Tiba-tiba cucuran darah keluar! Emak-emak pun semakin panik, berteriak minta tolong. Namun, keduanya tak paham, tetiba ibu peserta arisan kompak meneriakkan hal yang sama. Keduanya pun menghentikan perkelahian. Kompak bertanya kepada peserta yang hadir,
“Ada apa, kok kalian minta tolong?” tanpa rasa berdosa, keduanya bertanya-tanya.
Pakaian serba putih yang mereka kenakan pun terlihat kucel, noda dimana-mana. Warna-warni mirip kampung pelangi. Entah sudah berapa piring makanan yang mereka “hancurkan”, yang paling jelas ya tumpukan semangka yang berserakan, karpet hijau pun berubah warna, merah, yang turut jadi pewarna baju keduanya.
Seketika pertarungan sengit itu terhenti, gegara tamu bulanan keduanya ternyata sama datangnya. Darah menstruasi membekas di antara pangkal paha. Mengucur deras. Keduanya kelimpungan, berlari menuju rumah masing-masing tanpa basa basi. Hanya mukanya saja pucat pasi, malu dengan kelakuan mereka sendiri.

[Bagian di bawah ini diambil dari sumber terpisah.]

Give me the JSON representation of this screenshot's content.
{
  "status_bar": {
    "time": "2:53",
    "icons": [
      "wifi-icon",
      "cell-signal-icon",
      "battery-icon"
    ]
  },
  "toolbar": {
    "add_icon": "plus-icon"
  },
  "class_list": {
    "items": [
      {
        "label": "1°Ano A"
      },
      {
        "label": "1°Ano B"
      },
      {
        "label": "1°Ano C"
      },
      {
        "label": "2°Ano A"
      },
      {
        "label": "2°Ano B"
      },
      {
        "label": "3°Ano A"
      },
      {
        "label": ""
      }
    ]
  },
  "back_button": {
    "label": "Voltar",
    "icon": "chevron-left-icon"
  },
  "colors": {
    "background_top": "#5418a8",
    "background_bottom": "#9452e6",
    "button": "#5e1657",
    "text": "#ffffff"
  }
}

Tampaknya emosi itu mereda karena rasa malu! Pertengkaran alias konflik tentang tempe pun resmi berakhir. Ibu-ibu yang hadir pun membereskan gelanggang pertikaian sengit sore itu. Pak RT yang datang terlambat pun hanya bisa memasang wajah kebingungan. Tak ada hujan badai, tapi selasar tempat berkumpul itu tampak amburadul. Setelah mendapat informasi dari ibu-ibu hal ihwal kejadian sore itu, Pak RT hanya berpesan:
“Emosi itu adalah hasil dari olah pikiran kita, alias akibat. Namun, itu bisa diolah terlebih dahulu, sebelum mengambil keputusan. Jadi, tidak semua emosi yang dihasilkan wajib untuk dituruti. Emosi hanyalah sinyal tubuh (red: biologis) yang dirancang untuk mengarahkan ibu-ibu sekalian ke perubahan yang bermanfaat, bukan mudharat, seperti yang terjadi sore ini.”

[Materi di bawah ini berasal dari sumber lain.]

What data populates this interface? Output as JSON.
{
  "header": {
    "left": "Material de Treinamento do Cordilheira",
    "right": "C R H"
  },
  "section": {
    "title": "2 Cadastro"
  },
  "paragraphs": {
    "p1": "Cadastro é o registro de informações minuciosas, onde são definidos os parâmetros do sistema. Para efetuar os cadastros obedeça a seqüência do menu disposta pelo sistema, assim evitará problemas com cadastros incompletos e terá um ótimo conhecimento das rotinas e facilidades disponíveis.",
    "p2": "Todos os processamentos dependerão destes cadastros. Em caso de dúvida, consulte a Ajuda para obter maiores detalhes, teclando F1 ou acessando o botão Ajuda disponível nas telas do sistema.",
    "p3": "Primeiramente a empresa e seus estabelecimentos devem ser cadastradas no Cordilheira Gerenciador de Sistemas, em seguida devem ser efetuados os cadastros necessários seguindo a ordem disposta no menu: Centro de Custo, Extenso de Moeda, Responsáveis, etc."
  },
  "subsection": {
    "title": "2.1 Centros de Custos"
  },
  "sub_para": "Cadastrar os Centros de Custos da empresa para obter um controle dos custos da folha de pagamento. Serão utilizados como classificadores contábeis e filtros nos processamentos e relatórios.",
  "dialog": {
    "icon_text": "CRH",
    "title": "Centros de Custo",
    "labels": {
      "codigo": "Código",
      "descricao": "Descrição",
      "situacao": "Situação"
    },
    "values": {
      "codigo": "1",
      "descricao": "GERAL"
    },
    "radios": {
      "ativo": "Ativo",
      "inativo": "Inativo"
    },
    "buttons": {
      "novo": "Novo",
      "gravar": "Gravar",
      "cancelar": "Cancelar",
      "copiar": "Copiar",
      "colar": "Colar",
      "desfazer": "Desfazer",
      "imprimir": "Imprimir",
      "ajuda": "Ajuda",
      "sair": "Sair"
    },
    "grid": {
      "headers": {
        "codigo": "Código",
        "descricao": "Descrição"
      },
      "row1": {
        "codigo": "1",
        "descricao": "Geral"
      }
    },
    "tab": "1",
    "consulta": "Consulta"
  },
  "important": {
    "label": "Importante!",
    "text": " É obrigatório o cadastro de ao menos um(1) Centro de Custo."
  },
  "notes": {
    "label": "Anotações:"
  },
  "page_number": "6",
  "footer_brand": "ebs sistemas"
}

Ibu berjilbab hijau lumut yang sedari awal tegang, terlihat berubah, begitu sumringah setelah mendapat pencerahan dari Pak RT, spontan beliau nyeletuk
“Meskipun tak ada kata terlambat, sebaiknya wejangan ini disampaikan pada saat pembukaan Pak RT”
Suasana menjadi pecah dan disambut tawa hadirin yang hadir. Ningsih dan Srintil pun saling berpelukan dan tertawa terbahak-bahak mendengar kegayengan sore itu. Jleb! Gimbal tempe menancap di antara kedua mulutnya yang sedang terbuka lebar.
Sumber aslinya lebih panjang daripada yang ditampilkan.